I don’t know much about ice fishing or hockey, but I will tell you that the ski industry is on the stop-global-warming bandwagon, and for obvious reasons. Oh sure, resorts can and do make snow (and I’m thankful for that). But when the grass is brown at home, people tend to not buy lift tickets, skis, ski clothing, and so forth.
So I’ve been to meetings of the ski industry where we are earnestly implored to do something about global warming. I usually keep my mouth shut because I’m interested in skiing and snowboarding, not politicking–and because global warmism is something approaching a religion.
Skiing isn’t cheap, and people who ski tend to have higher-than-average incomes.
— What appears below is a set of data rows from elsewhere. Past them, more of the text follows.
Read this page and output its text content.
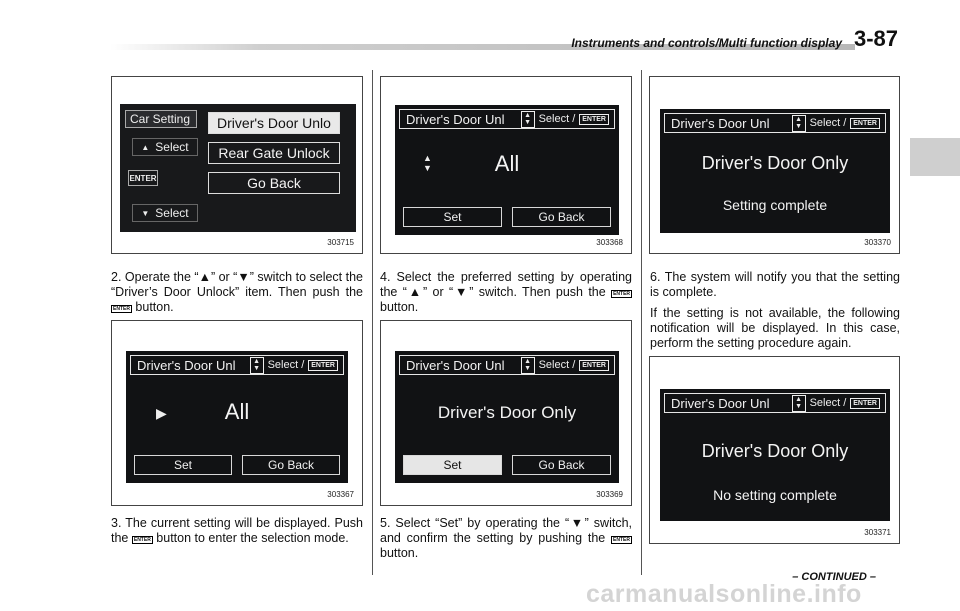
Instruments and controls/Multi function display 3-87
Car Setting
▲ Select
ENTER
▼ Select
Driver's Door Unlo
Rear Gate Unlock
Go Back
303715
2. Operate the “▲” or “▼” switch to select the “Driver’s Door Unlock” item. Then push the ENTER button.
Driver's Door Unl	▲
▼ Select /	ENTER
▶	All
Set	Go Back
303367
3. The current setting will be displayed. Push the ENTER button to enter the selection mode.
Driver's Door Unl	▲
▼ Select /	ENTER
▲
▼	All
Set	Go Back
303368
4. Select the preferred setting by operating the “▲” or “▼” switch. Then push the ENTER button.
Driver's Door Unl	▲
▼ Select /	ENTER
Driver's Door Only
Set	Go Back
303369
5. Select “Set” by operating the “▼” switch, and confirm the setting by pushing the ENTER button.
Driver's Door Unl	▲
▼ Select /	ENTER
Driver's Door Only
Setting complete
303370
6. The system will notify you that the setting is complete.
If the setting is not available, the following notification will be displayed. In this case, perform the setting procedure again.
Driver's Door Unl	▲
▼ Select /	ENTER
Driver's Door Only
No setting complete
303371
– CONTINUED –
carmanualsonline.info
A season pass to one of the mini-hills in the Metro area is $300-$400 per person, and the cost of outfitting a skier with skis, boots, poles, clothing, and whatnot can easily reach $1,000. After spending that much money, and getting some psychic benefit out of skiing, skiers are (understandably) frustrated at seeing dirt rather than snow.
But the campaign to “save our snow” (as one industry effort is called) is another example of a prosperous interest group eager to use government to inflict the costs of its pleasures and preferences on everyone.